Beha’alotcha heißt: wenn du das Licht emporsteigen lässt. Vielleicht ist das die größte Aufgabe unseres Lebens: nicht nur zu glauben, sondern Glauben in anderen zu entzünden – und darauf achtzugeben, dass das Licht nicht verlöscht. Manchmal reicht ein Funke, um eine ganze Generation zu wärmen.
Und so ist es an uns, in Familien, in Gemeinden, in Schulen, in der Öffentlichkeit, dieses Licht zu hüten – nicht laut, nicht flackernd, sondern beständig. So wie Raschi sagt: bis die Flamme von selbst emporsteigt.

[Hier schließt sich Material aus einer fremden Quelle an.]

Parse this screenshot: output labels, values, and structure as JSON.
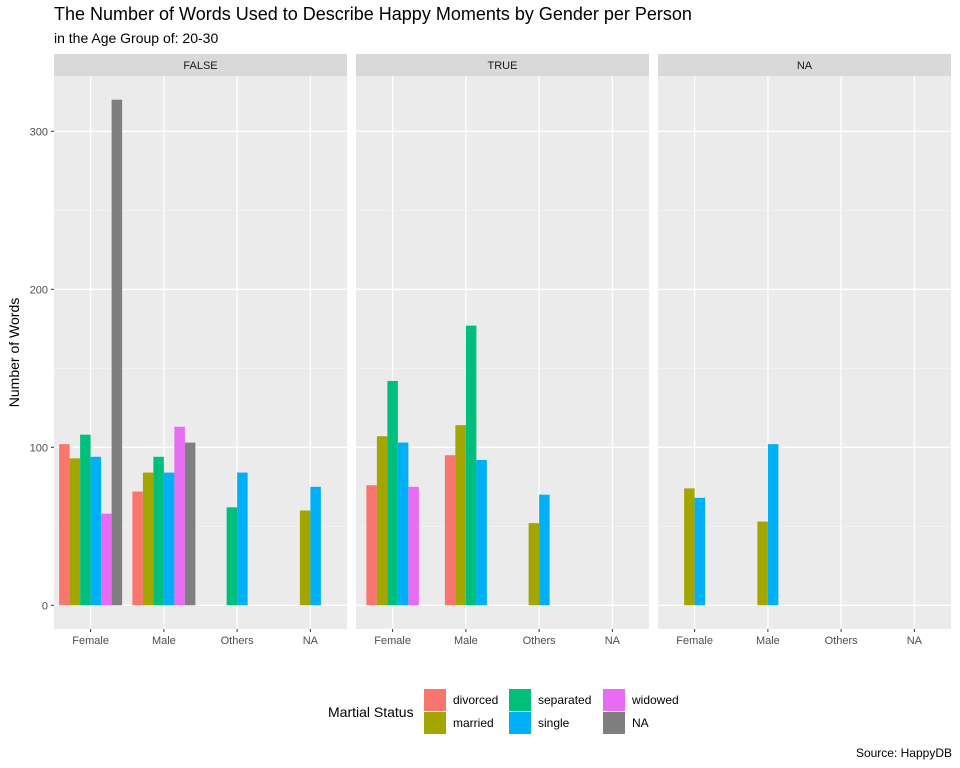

Der Autor ist emeritierter Landesrabbiner von Württemberg.
inhalt
Der Wochenabschnitt Paraschat Beha’Alotcha beginnt mit den Vorschriften für den Leuchter im Stiftszelt. Danach bringt er weitere Vorschriften für die Leviten. Außerdem wird ein zweites Pessachfest für diejenigen eingeführt, die es im Monat Nissan nicht feiern konnten. Ferner wird geschildert, wie am Tag eine Wolke und nachts eine Feuersäule die Anwesenheit des Ewigen am Stiftszelt anzeigen. Immer wenn die Wolke sich vom Stiftszelt entfernte, setzten auch die Kinder Israels ihren Zug fort.